Introduction
Git is a version control system, the author Linus Torvalds is very famous. He is famous by anther system called Linux. Someone may not know him, but I suppose everyone knows Linux. Git is like a state machine which tracks what you have done and makes things safe. When you regret you can go back to history.
Key concepts
The state concept of git is essential for every developer. Here is an image I take from git official website.
The three states are modified, staged and committed. Modified means you
have modified files or added new files but have not been using command add
to
add those changes in stage
. After you git add
files, those files are meant
staged
. Afterwards, you are ready to commit
. committed
means your data is
safely stored in your local database. You can find those commits whenever you
want as like checking database.
Let us give several examples. command git status
is often use to check status.
Suppose you have not modified anything in your git repository.
git status
the output will be
nothing to commit, working tree clean.
What if you modified somthing?
Changes not staged for commit:
(use "git add <file>..." to update what will be committed)
(use "git checkout -- <file>..." to discard changes in working directory)
modified: sample.txt
no changes added to commit (use "git add" and/or "git commit -a")

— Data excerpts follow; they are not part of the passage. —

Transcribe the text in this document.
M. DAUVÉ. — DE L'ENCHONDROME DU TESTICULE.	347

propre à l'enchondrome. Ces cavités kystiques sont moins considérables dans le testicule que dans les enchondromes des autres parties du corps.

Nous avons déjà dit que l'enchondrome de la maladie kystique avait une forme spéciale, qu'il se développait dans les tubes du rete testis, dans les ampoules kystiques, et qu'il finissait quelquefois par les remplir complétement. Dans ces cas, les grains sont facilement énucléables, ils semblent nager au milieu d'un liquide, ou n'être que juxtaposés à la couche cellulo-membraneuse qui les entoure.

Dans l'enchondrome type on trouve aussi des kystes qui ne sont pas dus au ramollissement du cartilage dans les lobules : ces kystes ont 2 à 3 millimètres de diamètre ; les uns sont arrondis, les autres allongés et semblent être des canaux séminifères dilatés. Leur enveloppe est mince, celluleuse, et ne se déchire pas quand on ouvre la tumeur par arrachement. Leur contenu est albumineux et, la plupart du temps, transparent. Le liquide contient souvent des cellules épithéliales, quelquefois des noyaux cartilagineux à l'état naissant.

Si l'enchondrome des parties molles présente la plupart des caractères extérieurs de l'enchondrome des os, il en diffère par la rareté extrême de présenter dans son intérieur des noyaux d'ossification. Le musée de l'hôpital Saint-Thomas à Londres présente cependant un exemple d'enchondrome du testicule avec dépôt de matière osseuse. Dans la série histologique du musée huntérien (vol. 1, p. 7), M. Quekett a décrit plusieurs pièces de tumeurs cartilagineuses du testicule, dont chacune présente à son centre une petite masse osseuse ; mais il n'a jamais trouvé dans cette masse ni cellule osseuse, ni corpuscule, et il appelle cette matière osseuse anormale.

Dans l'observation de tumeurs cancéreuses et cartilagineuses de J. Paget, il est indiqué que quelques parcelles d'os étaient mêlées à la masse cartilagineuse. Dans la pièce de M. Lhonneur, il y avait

Notice, the word from working tree clean becomes changes not staged. Now you can stage the modified files.
# add all modified files
git add .
The output is
Changes to be committed:
(use "git reset HEAD <file>..." to unstage)
modified: sample.txt
The information git given is quite friendly, it tells you that changes to be committed. Now you are ready to commit your staging files. After committed, your modification is meant safe.
git commit -m "first commit"
after committed, if you issue git status
you’ll notice that the message becomes
working tree clean again. This is a cycle, we can repeat this cycles as many
times as we want. So where is the record of our modifications? using git log
to check the commits we have done.
Regret medicine
It’s fairly common that we make mistakes when commit
or push
.
Scenario 1
before staging. Which means you have modified something but have not add
to
stage. If you want to discard the change, you can do
# for specific file
git checkout -- filename
# for all modified files
git checkout -- .
Scenario 2
You have already add
to the stage. However, you found something wrong with
it, you want to discard the add
action.
# for specific file
git reset HEAD filename
# for all staging files
git reset HEAD .
Notice, what you have done above will not affect what you have modified. The action just put files from staging to workspace. Your modification is still there.
Scenario 3
You have commit
the modification. However, you found this is not a proper commit.
You can use following command to go back the previous commit.
git reset --hard HEAD~
This action completely discard what you have modified. However, if we still want to keep the changes but discard current commit?
git reset --soft HEAD~
adding extra argument soft will still keep your changes and if you check the status of git you will find that your modified files are in staging area.
If without any arguments attached, the default one is mixed. Which similar like soft, your changed files will still there.
Tips and tricks
Alias
A developer has to use git frequently. Therefore, sometimes, certain git commands seem too lengthy. The way to overcome this is to create alias. There are three ways to create alias.
First, you can set your alias in bashrc file, the syntax is same as set other alias.
alias gst='git status'
Or git provides alias functionality as well, for example
git config --global alias.co checkout
git config --global alias.st status
If you use zsh instead of bash. Zsh provides a plugin call oh-my-zsh, it has git extension which has many git alias created for you.
Add/delete features
In a rapid development environment, business requirements are often unstable. You
may have to implement certain feature but finally is discarded. Clients may change
their mind and you have to retrieve the feature again. There are two useful commands
in git are used to tackle these two issues, git revert
and git cherry-pick
.
Suppose you have branch like following:
What if you don’t need feature B? delete B? it seems not a good idea, beacuse you may need the feature B later on as we mentioned above. Moreover, since git is a version control system we want to record history not modify it. Here we can use following command to discard feature B.
git revert B
then you can get a new commit which only contain feature A and C. However, if your
manager tell you, you have to add feature B back in the feature, what do you do?
write again? not a good idea. Then we have command called git cherry-pick
. We
can utilize this command to retrieve history back. First, use git log
find the
sha1 of the feature you want to retrieve back, then using following command
git cherry-pick B-sha1
Now we have the feature B back. Both actions did not change the history. Nice and cool!